Introduction:Myelodysplastic syndromes (MDS) are a group of heterogeneous bone marrow clonal diseases characterized by the abnormal differentiation and development of bone marrow cells. Src homology region 2 domain-containing phosphatase (SHP)-1 is an important tumor suppressor gene that regulates the signal transducer and activator of transcription (STAT) pathway.
Methods:Survival analysis was performed to evaluate the function of decitabine (5-Aza) in treating MDS patients with and without SHP-1 methylation. The effects of 5-Aza treatment on SHP-1 expression and methylation and STAT3 phosphorylation were investigated in MDS cells by methylation-specific PCR, reverse transcription PCR, and western blotting. Cell viability and apoptosis were similarly evaluated by MTT assay and flow cytometry.

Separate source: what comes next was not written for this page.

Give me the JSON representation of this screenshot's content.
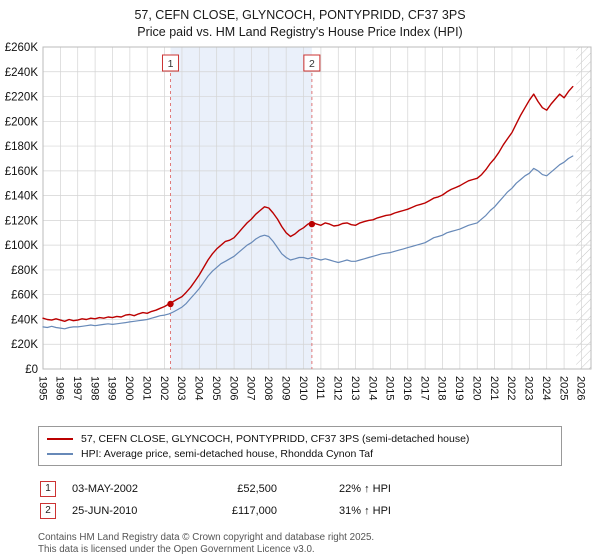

Results:High-risk MDS patients showed significant SHP-1 hypermethylation compared with low-risk patients, and patients with no SHP-1 methylation had longer overall survival. SHP-1 expression was significantly increased at mRNA and protein levels following 5-Aza treatment, while the phosphorylation of STAT3 protein was significantly decreased. Apoptosis increased significantly in MDS cells treated with higher doses of 5-Aza while cell viability decreased significantly.
Conclusion:SHP-1 hypermethylation was associated with poor prognosis in HR patients with MDS, suggesting it could be used as a prognostic indicator.